George Lucas' Possible Inspiration for Darth Vader and C-3PO


Steve Erenberg likes to collect strange things. Artists' mannequins, early radio equipment, steam engines, electrostatic devices, globes, "scary scientific stuff," classroom demonstration models and more. About thirty years ago, Erenberg, who runs the Industrial Anatomy blog and Radio-Guy, a Hall of Fame website, started to collect masks with his wife: Tribal masks, medical masks, scientific masks. Deep in his collection are a pair of masks that Erenberg convincingly argues are the inspiration for two of George Lucas' famous creations from the Star Wars films: C-3PO, a protocol droid designed to serve humans, and Darth Vader, one of the most well-known villains in popular culture.
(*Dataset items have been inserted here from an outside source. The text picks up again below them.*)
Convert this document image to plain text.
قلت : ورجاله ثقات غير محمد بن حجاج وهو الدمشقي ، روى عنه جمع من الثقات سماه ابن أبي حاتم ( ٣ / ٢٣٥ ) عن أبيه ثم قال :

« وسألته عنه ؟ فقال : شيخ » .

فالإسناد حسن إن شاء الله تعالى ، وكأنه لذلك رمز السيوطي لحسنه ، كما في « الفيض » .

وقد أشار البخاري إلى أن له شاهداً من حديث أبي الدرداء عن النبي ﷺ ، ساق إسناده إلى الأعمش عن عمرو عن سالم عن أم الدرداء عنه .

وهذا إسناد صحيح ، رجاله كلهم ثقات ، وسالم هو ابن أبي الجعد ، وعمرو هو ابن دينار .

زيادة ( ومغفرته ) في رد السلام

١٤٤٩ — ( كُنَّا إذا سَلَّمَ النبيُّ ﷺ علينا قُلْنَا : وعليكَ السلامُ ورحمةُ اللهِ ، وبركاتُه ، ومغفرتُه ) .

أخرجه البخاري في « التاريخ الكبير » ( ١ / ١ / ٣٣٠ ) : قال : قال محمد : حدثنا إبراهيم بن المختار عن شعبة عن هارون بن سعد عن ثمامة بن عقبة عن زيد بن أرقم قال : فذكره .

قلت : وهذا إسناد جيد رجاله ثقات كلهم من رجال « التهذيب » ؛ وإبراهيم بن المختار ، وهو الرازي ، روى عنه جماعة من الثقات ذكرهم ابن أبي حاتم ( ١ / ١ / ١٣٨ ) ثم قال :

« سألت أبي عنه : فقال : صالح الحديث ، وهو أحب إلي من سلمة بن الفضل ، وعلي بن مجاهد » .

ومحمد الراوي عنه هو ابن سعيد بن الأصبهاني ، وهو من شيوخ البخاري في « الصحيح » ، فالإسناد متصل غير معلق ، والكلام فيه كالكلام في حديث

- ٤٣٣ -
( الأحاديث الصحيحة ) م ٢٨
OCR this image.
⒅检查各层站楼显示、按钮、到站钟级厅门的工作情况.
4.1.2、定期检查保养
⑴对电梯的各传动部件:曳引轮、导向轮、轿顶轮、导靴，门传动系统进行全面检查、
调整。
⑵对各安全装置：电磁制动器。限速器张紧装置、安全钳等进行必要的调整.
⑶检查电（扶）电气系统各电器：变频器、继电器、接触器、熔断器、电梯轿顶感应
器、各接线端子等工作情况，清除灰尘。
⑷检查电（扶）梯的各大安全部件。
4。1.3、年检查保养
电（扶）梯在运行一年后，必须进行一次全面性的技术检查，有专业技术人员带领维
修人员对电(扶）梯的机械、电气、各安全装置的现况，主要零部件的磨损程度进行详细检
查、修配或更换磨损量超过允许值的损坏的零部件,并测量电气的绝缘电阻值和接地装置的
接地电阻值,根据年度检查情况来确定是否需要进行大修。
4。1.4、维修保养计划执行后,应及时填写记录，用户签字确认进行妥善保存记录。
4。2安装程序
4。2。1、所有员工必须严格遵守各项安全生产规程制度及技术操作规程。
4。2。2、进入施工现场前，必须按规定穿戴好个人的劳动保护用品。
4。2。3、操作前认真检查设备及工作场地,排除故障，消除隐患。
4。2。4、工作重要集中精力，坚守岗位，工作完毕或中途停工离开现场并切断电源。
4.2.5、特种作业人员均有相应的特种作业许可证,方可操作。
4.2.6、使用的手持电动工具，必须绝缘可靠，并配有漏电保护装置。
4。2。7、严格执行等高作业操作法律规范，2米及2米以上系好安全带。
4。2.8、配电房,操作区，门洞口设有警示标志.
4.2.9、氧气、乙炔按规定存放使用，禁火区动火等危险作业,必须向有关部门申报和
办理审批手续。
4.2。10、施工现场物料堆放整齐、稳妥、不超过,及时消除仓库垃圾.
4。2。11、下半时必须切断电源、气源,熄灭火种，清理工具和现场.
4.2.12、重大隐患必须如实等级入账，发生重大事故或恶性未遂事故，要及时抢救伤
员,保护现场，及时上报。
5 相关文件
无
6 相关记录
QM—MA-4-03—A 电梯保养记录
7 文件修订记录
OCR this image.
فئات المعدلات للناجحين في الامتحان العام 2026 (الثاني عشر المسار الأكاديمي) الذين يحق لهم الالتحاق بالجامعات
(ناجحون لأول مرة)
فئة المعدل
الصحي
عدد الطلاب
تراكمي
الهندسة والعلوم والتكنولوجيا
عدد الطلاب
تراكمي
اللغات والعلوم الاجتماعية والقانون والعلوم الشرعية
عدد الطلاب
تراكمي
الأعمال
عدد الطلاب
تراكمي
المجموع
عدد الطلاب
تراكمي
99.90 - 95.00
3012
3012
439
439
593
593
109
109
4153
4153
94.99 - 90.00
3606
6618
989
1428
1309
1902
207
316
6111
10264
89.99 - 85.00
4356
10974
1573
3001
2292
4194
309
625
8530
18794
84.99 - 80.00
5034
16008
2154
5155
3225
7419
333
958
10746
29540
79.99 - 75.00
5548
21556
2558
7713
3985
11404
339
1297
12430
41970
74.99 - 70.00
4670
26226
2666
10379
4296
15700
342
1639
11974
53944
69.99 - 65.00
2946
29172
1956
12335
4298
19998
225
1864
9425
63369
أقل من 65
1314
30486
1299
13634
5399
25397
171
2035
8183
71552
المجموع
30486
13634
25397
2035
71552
Writing this week as a special guest blogger on, "a resource for people who love antique and vintage stuff," Erenberg introduced his masks. "This pair of early rescue masks, shown above, dates from between the mid-1800s and World War I," he explained. "They look a bit familiar, right? Almost a 100 years [sic] before Darth Vader and C-3PO hit the big screen in Star Wars in 1977, these two smoke helmets were worn by firefighters carrying our [sic] rescues in smoke-logged buildings."

Founded in 1881, one early company held several patents in the United States for respiratory equipment to be used by firemen. A compressed air cylinder attached to the back of a mask supplied breathable air to the fireman who was buried inside a large cloth-like contraption that resembled a kid dressing as a ghost for Halloween. Those early devices paved the way for the companies that would follow.

Profiled by Neatorama, medGadget, Make magazine and others, Erenberg knows his stuff. The mask on the left of the photograph was made in Hamburg, Germany, by a company called G. B. Konic Altona, he explained in the blog post. Labeled "Respirations Apparat," the black leather helmet, Erenberg noted, resembles an African Dan mask. Found in a small section of land stretching from Liberia into the Ivory Coast, Dan masks are typically carved of wood, but do share a lot of design basics with the gas mask seen above: broad forehead, tapered chin and a pouting mouth.

The three-quarters face mask on the right is made of brass. Constructed by J. Mandet in Paris, this type of mask required an operator to pump air into the helmet through flexible tubing and a bellows. Both masks have mica lenses, which would protect the person wearing them from heat. The masks from that early company weren't outfitted with mica as the silicate metal was rare and expensive until large reserves were discovered in South America and Africa.

"The buzz among collectors is that George Lucas's designers must have found inspiration in these smoke helmets and other [sic] like them," Erenberg wrote. "In fact, one well-known 19th-century manufacturer" -- that early company -- "was named Vajen-Bader." From there, Vader isn't a big stretch.